The polished wood shop fittings were from a much earlier age, and this was in the late ‘40s and early ‘50s, and I vaguely remember a central case displaying stuffed birds, rows of new rods in neat cloth bags, shining shot guns, drawer after partioned drawer of trout and salmon flies and a steady stream of familiar and regular faces, all ever willing to answer the questions of the boy who lived to fish.

For the most part their names are long forgotten but a few still come to mind: Finaghy mechanic Davie Moore, who later sold me my first motorcycle, Lex McVeigh, Billy Murphy, the only one of my own generation, Billy Armour, Wilbur Little and George Lough, a stalwart member of The Pickwick Angling Club ‘instituted 1911’.

My sense today is that this was an era when sinking fly lines were pretty much the norm for salmon fishing but, by then, my bookshelf included a copy of the classic Greased Line Fishing for Salmon, by "Jock Scott". It was this early 1950s title that encouraged me to try to sink tips and floating lines for what was, in the main, a summer and early autumn fishery. Later, much later, the same tactics, and flies, continue to serve me well for summer run steelhead on Vancouver Island.

Some great days Irish followed and I have the hand-written notes to remind me of hooking nine Mourne grilse and landing four to 6 lbs , all on shrimp flies tied by Newtownstewart’s John McAleer, on June 30, 1970, and of a 12 lb Lower Bann salmon caught on a No 12 – small indeed - claret and hare’s ear, at Movanagher on June 18, 1969.

That was most certainly another one for the memory book in that I was again after brown trout and was using the better of my cane trout rods. Today the rod hangs in virtual retirement on the wall of the room where I write, the set in the tip a reminder of a memorable catch. So does the lasting sense of a salmon that, for a while, was totally beyond my control as it charged downstream from the Flat below the weir, through the King’s Hill, a heavy, boulder-strewn run, eventually to be netted in the deeper waters of the Neck. What excitement

Then there was the autumn grilse from the River Strule, downstream from Omagh, that was eaten by a pig, at least all but the tail which was still visible in the corner of the animal’s mouth when I came along to collect it. What happened? Salmon grilse are dainty little fish. This one weighed around 5 lbs and the noosed cord, securing it to a branch, had slipped free of the slender wrist above the tail. And we all know pigs take no prisoners when it comes to an opportunistic meal!

To my way of thinking, that’s still what my fishing is all about. Not so much the taking but rather the whole essence of the sport, the anticipation, the day-to-day experiences, the friendships and the trips, the many and varied locations, the tackle, the traditions and always the golden memories left behind by those very special days, some long ago, others yet to be enjoyed.

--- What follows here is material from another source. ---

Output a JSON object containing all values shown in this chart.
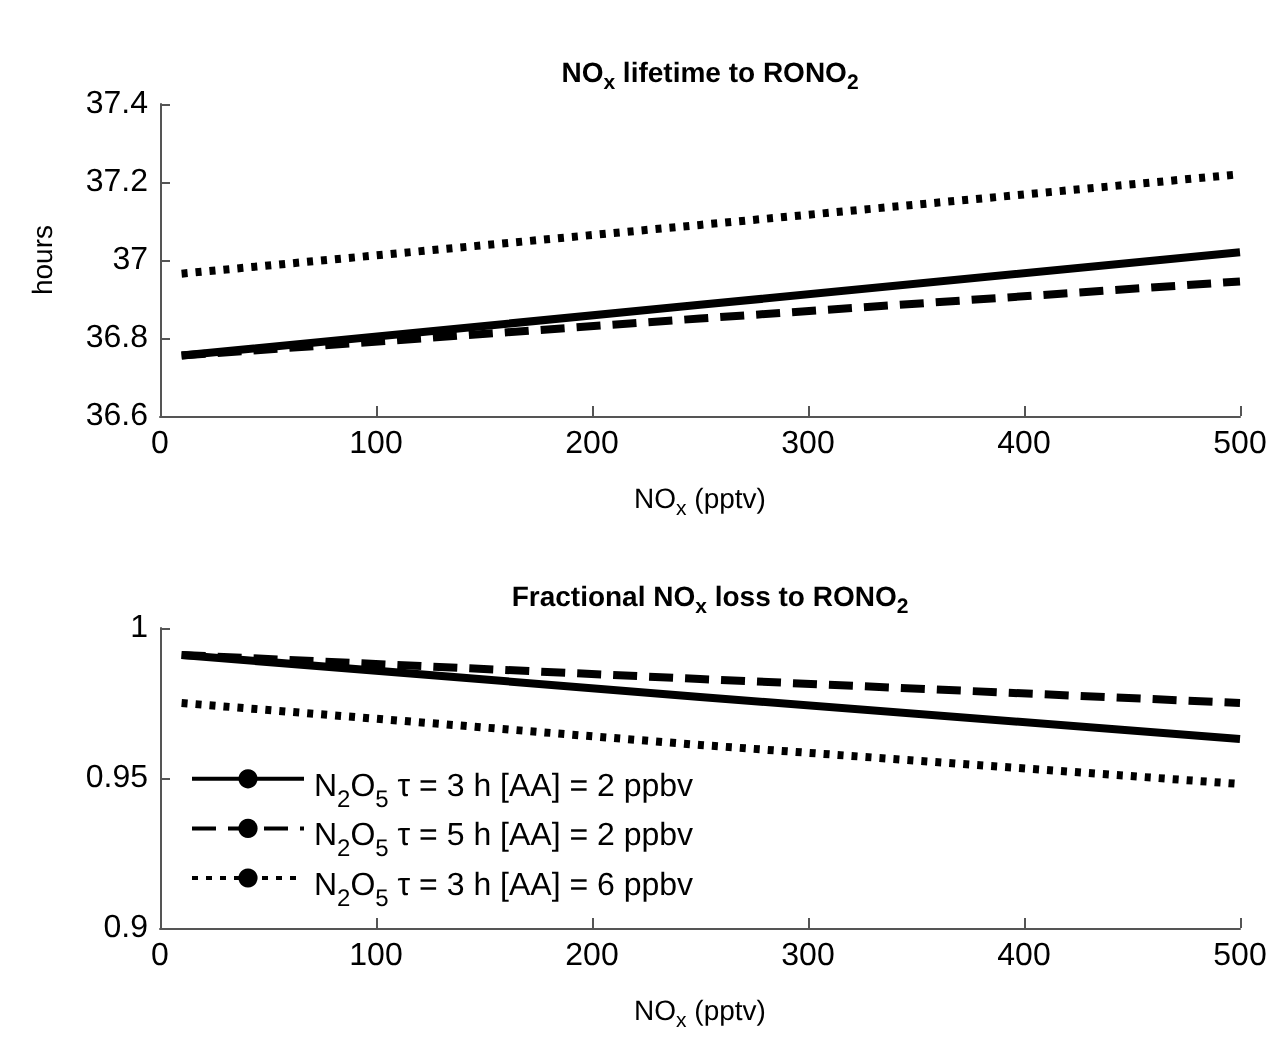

In British Columbia we strongly support catch and release – in fact it’s mandatory on many streams and lakes - and, in fresh water, we use only single, barbless hooks. Again, it’s the law. This conservation-drive approach means there should still be plenty of salmon and trout for grandson Finn when he and his friends come of fishing age.

May their lines be tight, their fish bright and strong and their days on the water every bit as rewarding as mine have been.